For Roychowdhury, the gap year taught her to attune herself better with her body and be careful enough to not push it beyond a point. “I listen to my body because that’s the only instrument I have. It’s speaking to you always, and if, as a dancer, it’s your main means to communicate to the world, then you have to take care of it.” “That moment when you become aware of how your body works is a beautiful one. This awareness comes from experience,” says Sonia Soney, a contemporary dancer and choreographer.
The importance of cross-training workouts
Soney was diagnosed with a herniated disc a few years back. While she has healed from it, her main priority today is to take care of her body over only spending hours dancing. Soney works out for five days a week and prefers to mix her routines. She tries a combination of yoga, HIIT and Pilates. According to Soney, there are more benefits to doing different workouts on different days instead of sticking to just one routine. “You end up working more muscles; minimize the risk of injuries; and each work out powers you differently. While HIIT helps build your endurance, Pilates’ stretching exercises aid in strengthening while yoga adds more flow and makes you flexible,” says Soney.
Bengaluru-based pole dancer and instructor Rebecca Zodingpuii credits her agility on the pole to her years of practicing yoga, calisthenics and aerial silk. The 40-year-old’s command on the pole belies her age and that she says has come with hours and hours of practice over the years and enduring injuries. “I am extremely injury-prone,” Zodingpuii laughs adding, “but what I have learnt over years of working out is to take it easy when the body is hurt.

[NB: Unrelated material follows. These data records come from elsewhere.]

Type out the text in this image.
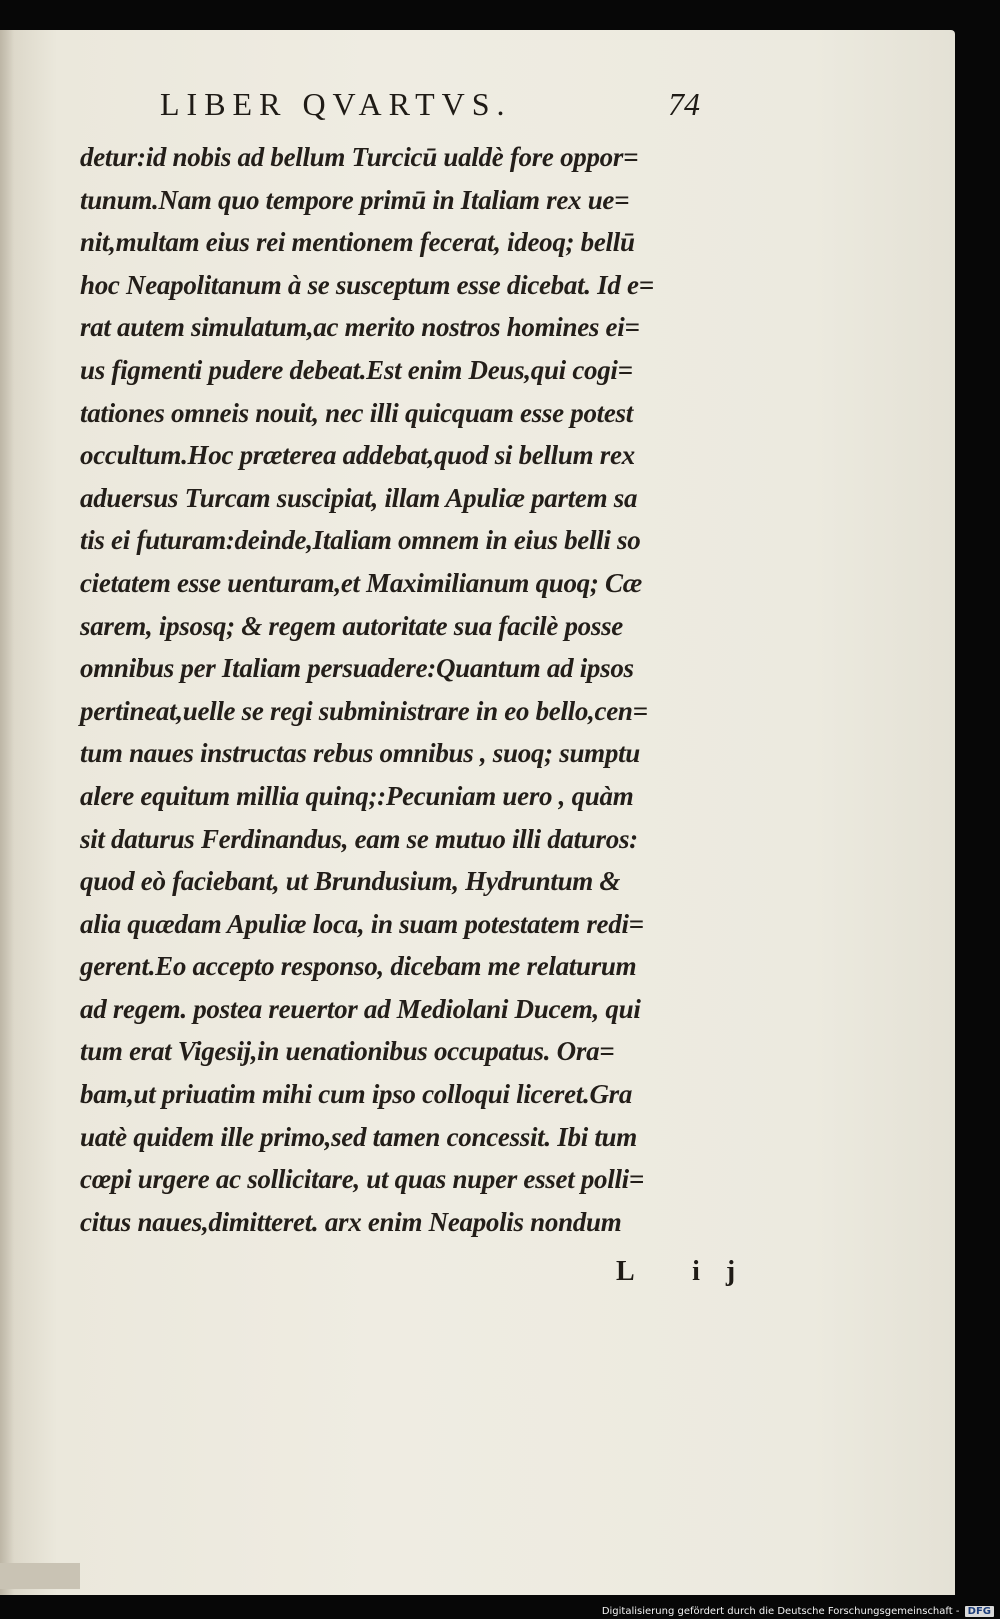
LIBER QVARTVS.	74
detur:id nobis ad bellum Turcicū ualdè fore oppor=
tunum.Nam quo tempore primū in Italiam rex ue=
nit,multam eius rei mentionem fecerat, ideoq; bellū
hoc Neapolitanum à se susceptum esse dicebat. Id e=
rat autem simulatum,ac merito nostros homines ei=
us figmenti pudere debeat.Est enim Deus,qui cogi=
tationes omneis nouit, nec illi quicquam esse potest
occultum.Hoc præterea addebat,quod si bellum rex
aduersus Turcam suscipiat, illam Apuliæ partem sa
tis ei futuram:deinde,Italiam omnem in eius belli so
cietatem esse uenturam,et Maximilianum quoq; Cæ
sarem, ipsosq; & regem autoritate sua facilè posse
omnibus per Italiam persuadere:Quantum ad ipsos
pertineat,uelle se regi subministrare in eo bello,cen=
tum naues instructas rebus omnibus , suoq; sumptu
alere equitum millia quinq;:Pecuniam uero , quàm
sit daturus Ferdinandus, eam se mutuo illi daturos:
quod eò faciebant, ut Brundusium, Hydruntum &
alia quædam Apuliæ loca, in suam potestatem redi=
gerent.Eo accepto responso, dicebam me relaturum
ad regem. postea reuertor ad Mediolani Ducem, qui
tum erat Vigesij,in uenationibus occupatus. Ora=
bam,ut priuatim mihi cum ipso colloqui liceret.Gra
uatè quidem ille primo,sed tamen concessit. Ibi tum
cœpi urgere ac sollicitare, ut quas nuper esset polli=
citus naues,dimitteret. arx enim Neapolis nondum
L ij
Digitalisierung gefördert durch die Deutsche Forschungsgemeinschaft - DFG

You let it rest but once it gets better you get back to your routine.”
Desai like Soney swears by cross training i.e. mixing up routines and does low impact exercises like swimming, yoga and walking. During her recovery, she recalls swimming being immensely helpful. “Swimming is one of the best work outs. It keeps you active but doesn’t put pressure on your bones,” says Desai. On busy days, she chalks up a walk for 20-25 minutes. Stretching exercises for 20-25 minutes are a compulsory routine for her.
Sports massages are good
Zodiingpui says that massages help heal her injuries. She gets a weekly massage done by a physiotherapist. “Massages are important, our bodies need it,” she says. Soney recommends sports massages for athletic people and dancers—a sports massage is extremely painful but essential to loosen tight muscles. She also believes in the potency of the Murivenna Thailam – a medicated ayurvedic oil with analgesic properties that’s used to treat a variety of pains and injury-related conditions.